Demand for multi-strategy fixed income held up amid a challenging time for fixed income in the last six months, according to Alex Johnson, head of multi-strategy for fixed income at BNP Paribas Asset Management.
He said the US 10-year yields ratcheting up to the 3% mark has been unforgiving to fixed income indices, and portfolios benchmarked to these indices have experienced a similarly turbulent ride.
Johnson told Citywire Asia that multi-strategy absolute return fixed income products, the subset not benchmarked to indices, have relatively held their own during this time.
He said the best performing multi-strategy absolute return fixed income managers during this period have been the ones that are nimble, which typically have liquid, highly diversified portfolios.
In terms of macro trends and the outlook, Johnson said: ‘We are of the earnest opinion that global growth being synchronous, central bank policy normalization is likely upon us.’
‘With that, global yields should tend higher, and it quite likely that this path to rate normalization will be paved with more bouts of elevated volatility.

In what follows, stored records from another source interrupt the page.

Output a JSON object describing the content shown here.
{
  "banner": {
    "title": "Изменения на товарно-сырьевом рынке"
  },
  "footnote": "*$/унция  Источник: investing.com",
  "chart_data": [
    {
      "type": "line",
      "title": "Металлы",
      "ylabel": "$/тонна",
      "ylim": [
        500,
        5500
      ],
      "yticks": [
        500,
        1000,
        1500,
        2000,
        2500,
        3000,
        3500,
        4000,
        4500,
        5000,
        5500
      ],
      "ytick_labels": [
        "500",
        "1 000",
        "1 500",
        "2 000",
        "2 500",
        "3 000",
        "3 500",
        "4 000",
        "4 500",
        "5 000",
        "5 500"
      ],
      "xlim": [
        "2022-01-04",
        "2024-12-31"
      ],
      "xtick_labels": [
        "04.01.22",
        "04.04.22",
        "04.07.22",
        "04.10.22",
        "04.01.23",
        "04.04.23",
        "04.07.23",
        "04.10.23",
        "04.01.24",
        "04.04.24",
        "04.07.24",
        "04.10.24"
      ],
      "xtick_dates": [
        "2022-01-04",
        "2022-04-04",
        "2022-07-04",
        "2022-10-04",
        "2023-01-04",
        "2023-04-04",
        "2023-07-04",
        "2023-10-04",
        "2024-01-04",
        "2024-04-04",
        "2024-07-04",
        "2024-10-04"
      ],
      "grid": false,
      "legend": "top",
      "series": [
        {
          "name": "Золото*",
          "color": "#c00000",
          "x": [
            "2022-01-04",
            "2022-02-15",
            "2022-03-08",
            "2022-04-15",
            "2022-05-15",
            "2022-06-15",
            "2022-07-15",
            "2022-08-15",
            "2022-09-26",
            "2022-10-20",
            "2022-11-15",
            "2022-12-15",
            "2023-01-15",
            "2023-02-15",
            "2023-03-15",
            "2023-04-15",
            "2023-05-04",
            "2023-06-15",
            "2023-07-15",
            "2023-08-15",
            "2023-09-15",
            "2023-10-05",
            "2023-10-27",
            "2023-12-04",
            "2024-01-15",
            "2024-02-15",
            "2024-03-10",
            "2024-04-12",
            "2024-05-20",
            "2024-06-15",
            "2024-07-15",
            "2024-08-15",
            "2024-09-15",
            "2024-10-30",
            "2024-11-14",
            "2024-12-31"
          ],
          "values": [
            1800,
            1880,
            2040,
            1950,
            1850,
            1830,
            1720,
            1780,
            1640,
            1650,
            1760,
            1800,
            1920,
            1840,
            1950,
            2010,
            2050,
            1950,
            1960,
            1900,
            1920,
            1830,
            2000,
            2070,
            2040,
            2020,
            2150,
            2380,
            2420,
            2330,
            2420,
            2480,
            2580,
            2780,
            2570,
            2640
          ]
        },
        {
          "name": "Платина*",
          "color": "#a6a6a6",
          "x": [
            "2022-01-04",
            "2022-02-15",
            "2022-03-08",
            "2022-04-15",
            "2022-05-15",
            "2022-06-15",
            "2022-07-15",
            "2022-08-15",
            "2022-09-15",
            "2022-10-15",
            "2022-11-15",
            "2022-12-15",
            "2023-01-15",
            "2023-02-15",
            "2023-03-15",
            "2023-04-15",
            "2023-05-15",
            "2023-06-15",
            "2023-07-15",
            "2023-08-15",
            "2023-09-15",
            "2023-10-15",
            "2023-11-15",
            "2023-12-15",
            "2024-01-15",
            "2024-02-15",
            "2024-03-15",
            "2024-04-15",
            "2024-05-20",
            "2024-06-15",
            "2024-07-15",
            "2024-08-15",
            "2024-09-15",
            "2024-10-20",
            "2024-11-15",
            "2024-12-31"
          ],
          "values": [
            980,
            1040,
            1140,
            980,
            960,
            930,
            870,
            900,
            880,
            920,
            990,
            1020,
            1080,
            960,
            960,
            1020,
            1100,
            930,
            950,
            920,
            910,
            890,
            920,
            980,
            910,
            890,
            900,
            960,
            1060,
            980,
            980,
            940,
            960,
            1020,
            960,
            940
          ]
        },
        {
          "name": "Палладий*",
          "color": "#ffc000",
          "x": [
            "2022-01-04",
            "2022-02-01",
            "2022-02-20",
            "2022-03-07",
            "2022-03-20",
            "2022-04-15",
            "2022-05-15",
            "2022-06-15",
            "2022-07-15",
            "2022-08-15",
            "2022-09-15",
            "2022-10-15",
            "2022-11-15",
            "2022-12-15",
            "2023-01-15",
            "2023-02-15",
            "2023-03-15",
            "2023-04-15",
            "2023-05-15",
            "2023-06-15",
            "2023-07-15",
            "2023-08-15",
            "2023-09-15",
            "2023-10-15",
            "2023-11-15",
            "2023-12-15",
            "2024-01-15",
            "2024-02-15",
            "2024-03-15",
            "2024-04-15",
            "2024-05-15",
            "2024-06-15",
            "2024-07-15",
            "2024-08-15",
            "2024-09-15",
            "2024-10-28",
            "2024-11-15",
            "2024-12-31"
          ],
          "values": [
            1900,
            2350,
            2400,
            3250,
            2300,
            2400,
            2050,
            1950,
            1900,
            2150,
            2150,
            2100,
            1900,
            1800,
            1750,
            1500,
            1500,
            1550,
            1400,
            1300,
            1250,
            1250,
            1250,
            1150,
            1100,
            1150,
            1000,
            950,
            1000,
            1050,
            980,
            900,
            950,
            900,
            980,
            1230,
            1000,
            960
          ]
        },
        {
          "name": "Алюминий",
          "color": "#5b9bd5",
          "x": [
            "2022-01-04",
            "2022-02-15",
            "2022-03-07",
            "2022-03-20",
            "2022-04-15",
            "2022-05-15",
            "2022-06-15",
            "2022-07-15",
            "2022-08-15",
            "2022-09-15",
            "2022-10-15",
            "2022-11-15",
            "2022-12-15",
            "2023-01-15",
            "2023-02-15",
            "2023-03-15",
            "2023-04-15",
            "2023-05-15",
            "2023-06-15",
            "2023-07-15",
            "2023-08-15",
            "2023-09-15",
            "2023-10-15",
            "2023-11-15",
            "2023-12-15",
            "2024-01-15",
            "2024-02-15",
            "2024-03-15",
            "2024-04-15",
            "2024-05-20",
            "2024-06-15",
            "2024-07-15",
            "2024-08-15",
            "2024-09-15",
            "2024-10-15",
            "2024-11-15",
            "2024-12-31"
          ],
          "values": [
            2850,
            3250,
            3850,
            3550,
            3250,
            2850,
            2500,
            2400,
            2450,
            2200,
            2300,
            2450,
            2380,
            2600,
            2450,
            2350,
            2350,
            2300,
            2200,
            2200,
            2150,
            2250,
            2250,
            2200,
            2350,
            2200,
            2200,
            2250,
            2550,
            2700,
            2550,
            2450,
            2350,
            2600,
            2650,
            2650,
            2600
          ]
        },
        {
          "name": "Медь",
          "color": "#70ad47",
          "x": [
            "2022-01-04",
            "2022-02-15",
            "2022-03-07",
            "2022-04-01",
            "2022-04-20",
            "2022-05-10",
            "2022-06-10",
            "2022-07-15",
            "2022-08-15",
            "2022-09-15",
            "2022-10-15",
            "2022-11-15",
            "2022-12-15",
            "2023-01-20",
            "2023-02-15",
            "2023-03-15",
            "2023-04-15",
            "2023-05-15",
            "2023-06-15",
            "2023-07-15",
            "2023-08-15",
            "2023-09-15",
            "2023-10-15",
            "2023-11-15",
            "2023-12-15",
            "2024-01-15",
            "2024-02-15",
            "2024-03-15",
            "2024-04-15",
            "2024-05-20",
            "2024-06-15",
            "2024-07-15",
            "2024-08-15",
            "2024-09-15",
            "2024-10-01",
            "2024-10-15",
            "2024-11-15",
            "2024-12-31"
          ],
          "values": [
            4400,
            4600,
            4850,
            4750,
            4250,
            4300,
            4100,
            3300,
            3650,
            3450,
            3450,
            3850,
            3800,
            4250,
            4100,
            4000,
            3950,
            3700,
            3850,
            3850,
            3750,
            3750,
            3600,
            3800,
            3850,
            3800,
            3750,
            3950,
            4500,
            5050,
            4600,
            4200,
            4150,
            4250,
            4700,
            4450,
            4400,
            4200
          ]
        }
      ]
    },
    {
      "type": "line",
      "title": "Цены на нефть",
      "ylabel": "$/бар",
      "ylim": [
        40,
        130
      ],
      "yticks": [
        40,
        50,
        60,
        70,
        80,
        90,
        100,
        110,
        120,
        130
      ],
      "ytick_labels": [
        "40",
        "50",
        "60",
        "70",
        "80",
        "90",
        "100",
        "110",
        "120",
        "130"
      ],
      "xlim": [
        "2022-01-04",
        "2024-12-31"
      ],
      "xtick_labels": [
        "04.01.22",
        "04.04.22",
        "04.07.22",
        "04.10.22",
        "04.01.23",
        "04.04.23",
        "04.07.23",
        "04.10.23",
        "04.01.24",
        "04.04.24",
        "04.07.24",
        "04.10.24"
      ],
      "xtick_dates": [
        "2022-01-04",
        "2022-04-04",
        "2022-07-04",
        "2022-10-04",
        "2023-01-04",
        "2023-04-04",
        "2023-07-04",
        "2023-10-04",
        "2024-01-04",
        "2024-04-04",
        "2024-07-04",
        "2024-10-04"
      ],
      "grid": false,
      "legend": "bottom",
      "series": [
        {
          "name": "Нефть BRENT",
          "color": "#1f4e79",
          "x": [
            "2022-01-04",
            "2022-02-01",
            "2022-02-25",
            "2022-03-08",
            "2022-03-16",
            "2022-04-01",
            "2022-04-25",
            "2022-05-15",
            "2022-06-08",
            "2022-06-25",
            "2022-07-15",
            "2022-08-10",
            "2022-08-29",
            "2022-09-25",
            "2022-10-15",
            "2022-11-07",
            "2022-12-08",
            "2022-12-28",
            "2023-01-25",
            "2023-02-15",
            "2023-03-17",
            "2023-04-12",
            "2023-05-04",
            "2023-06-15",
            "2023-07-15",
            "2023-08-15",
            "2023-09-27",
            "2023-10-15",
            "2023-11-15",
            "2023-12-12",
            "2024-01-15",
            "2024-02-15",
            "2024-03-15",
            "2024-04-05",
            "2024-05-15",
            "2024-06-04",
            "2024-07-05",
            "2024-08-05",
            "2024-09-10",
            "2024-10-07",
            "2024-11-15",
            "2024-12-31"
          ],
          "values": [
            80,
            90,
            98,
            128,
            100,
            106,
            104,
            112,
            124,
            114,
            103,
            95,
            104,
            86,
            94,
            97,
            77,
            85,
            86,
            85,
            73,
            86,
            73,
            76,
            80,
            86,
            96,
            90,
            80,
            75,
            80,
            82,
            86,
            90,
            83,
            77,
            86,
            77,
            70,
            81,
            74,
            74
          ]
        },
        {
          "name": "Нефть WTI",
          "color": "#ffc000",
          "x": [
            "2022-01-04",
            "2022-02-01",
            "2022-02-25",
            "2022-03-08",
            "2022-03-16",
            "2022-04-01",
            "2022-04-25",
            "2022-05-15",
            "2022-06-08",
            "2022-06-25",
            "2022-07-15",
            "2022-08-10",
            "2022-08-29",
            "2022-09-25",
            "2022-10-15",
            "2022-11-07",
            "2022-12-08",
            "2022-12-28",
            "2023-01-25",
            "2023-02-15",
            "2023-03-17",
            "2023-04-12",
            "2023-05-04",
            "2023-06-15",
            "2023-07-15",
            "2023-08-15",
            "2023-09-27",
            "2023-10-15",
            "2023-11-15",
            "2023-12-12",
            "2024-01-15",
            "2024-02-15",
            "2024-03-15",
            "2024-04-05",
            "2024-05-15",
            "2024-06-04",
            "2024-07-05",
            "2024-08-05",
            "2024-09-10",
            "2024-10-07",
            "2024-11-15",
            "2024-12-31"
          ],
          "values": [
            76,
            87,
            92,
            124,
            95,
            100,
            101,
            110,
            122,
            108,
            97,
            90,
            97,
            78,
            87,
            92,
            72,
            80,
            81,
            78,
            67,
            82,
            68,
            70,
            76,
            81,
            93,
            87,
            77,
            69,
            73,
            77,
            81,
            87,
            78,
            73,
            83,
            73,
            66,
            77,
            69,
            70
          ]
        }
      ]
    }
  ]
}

‘We think the ability to manage this rise in volatility and the ability of profit from rising rates will be critical to performance.’
Many fixed income indices have turned negative in recent month, in what could be a systemic turn, as central bankers globally ponder over the timing and pace of policy normalization, Johnson said.
However, fixed income investors are seeking to distance their portfolios from the performance of fixed income indices.
Meanwhile, the secular decline in yields globally has also meant that it is a challenging environment for generating income and many multi-strategy fixed income portfolios have come to rely on credit sectors, lower down the capital structure, to compensate for the income erosion.
The reliance on credit sectors not only elevates the risk profile of multi-strategy fixed income portfolios but also renders it further correlated to equities and other risk sectors.